Alternatively, one could consider reversing the sign of negative numbers since they also work “backward” (see table below), or maybe use an absolute value of the percentage changes and take the average of that.
However, the percentage method would still leave us with the problem on the 0 placeholder, and the inability to use 0 in a fraction. While we can think of workarounds for this issue, this article hopefully showed that both methods have their pros and cons, if not in calculation, then in other ways. For example, an ultra-low ATR will cause the system to trade a very large notional amount of something (with the workaround being minimum ATRs per market), whereas the percentage method may result in more consistent risk-taking.
We hope this article provides food for thought. Sometimes, the most essential building blocks of a systematic trading program become the most interesting.

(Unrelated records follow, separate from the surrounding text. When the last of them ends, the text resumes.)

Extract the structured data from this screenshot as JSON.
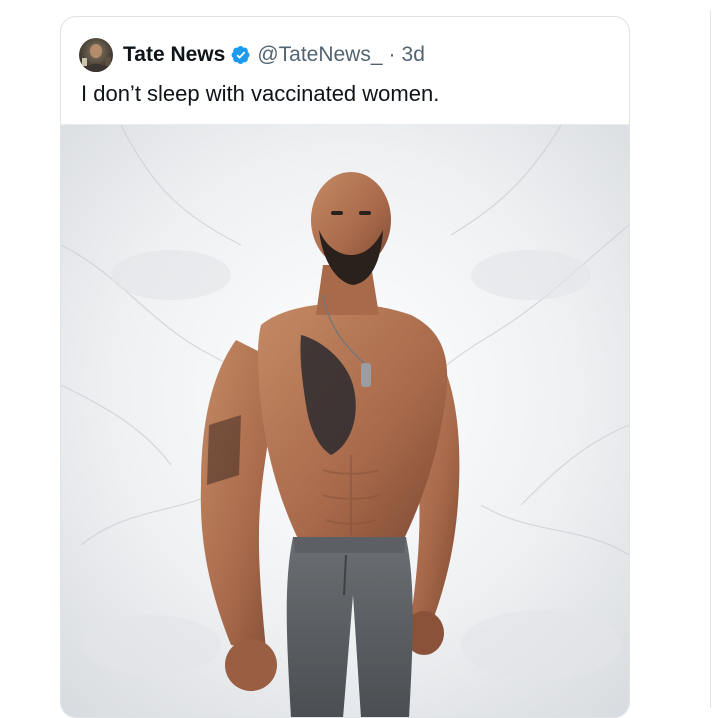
{
  "tweet": {
    "author_name": "Tate News",
    "handle": "@TateNews_",
    "separator": "·",
    "age": "3d",
    "text": "I don’t sleep with vaccinated women.",
    "verified_icon": "verified-badge-icon",
    "avatar": "avatar-photo"
  },
  "media": {
    "description_icon": "photo-shirtless-man-grey-sweatpants",
    "background": "white-grey-marble"
  },
  "colors": {
    "name_text": "#0f1419",
    "meta_text": "#536471",
    "verified_blue": "#1d9bf0",
    "card_border": "#dfe3e8"
  }
}
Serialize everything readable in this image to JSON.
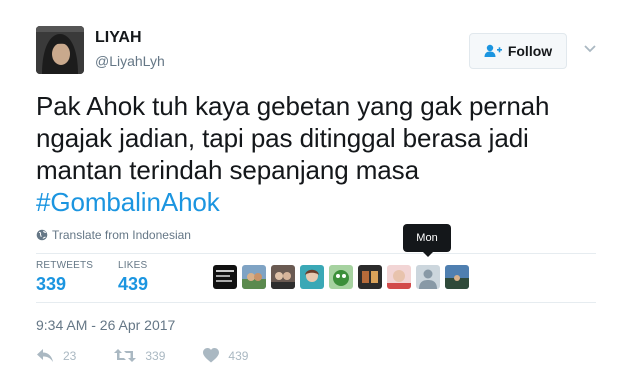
{
  "author": {
    "name": "LIYAH",
    "handle": "@LiyahLyh"
  },
  "follow_button": {
    "label": "Follow"
  },
  "tweet": {
    "text_line1": "Pak Ahok tuh kaya gebetan yang gak pernah",
    "text_line2": "ngajak jadian, tapi pas ditinggal berasa jadi",
    "text_line3": "mantan terindah sepanjang masa",
    "hashtag": "#GombalinAhok",
    "translate_label": "Translate from Indonesian"
  },
  "stats": {
    "retweets_label": "RETWEETS",
    "retweets_value": "339",
    "likes_label": "LIKES",
    "likes_value": "439"
  },
  "liker_tooltip": "Mon",
  "timestamp": "9:34 AM - 26 Apr 2017",
  "actions": {
    "reply_count": "23",
    "retweet_count": "339",
    "like_count": "439"
  },
  "colors": {
    "link_blue": "#1b95e0",
    "secondary_text": "#657786",
    "action_gray": "#aab8c2"
  },
  "icons": {
    "follow": "add-user-icon",
    "caret": "chevron-down-icon",
    "translate": "globe-icon",
    "reply": "reply-icon",
    "retweet": "retweet-icon",
    "like": "heart-icon"
  }
}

I'd forgotten about this. As I recall, despite being logically more sound, the standard deviation method applied to %ATR did not work very well (as measured by backtest results). You ended up having to go to something like the 99.999999% (aka 10 std devs or whatever) level to approximate the more common simple ATR and discretionary multiplier (ex. 4x). I always wondered if the fact that the % method didn't work well (logically, it should) provided an indication that ATR methods of setting stops were potentially inherently less stable than they appear from backtests. No idea how to validate that assumption and maybe it doesn't really matter since some form of stop (even if not optimal) beats no stop. Regardless, it would be interesting to see academic types with more statistical firepower run some monte carlo type analysis on the concept (assuming the results remained in layman's terms vs becoming a Greek formula that was difficult to understand).
Nice look at ATR. Bollingers do use standard deviation and indicators, like Donchian use price ranges to set levels, another way of looking at price volatility. Enjoy the ride!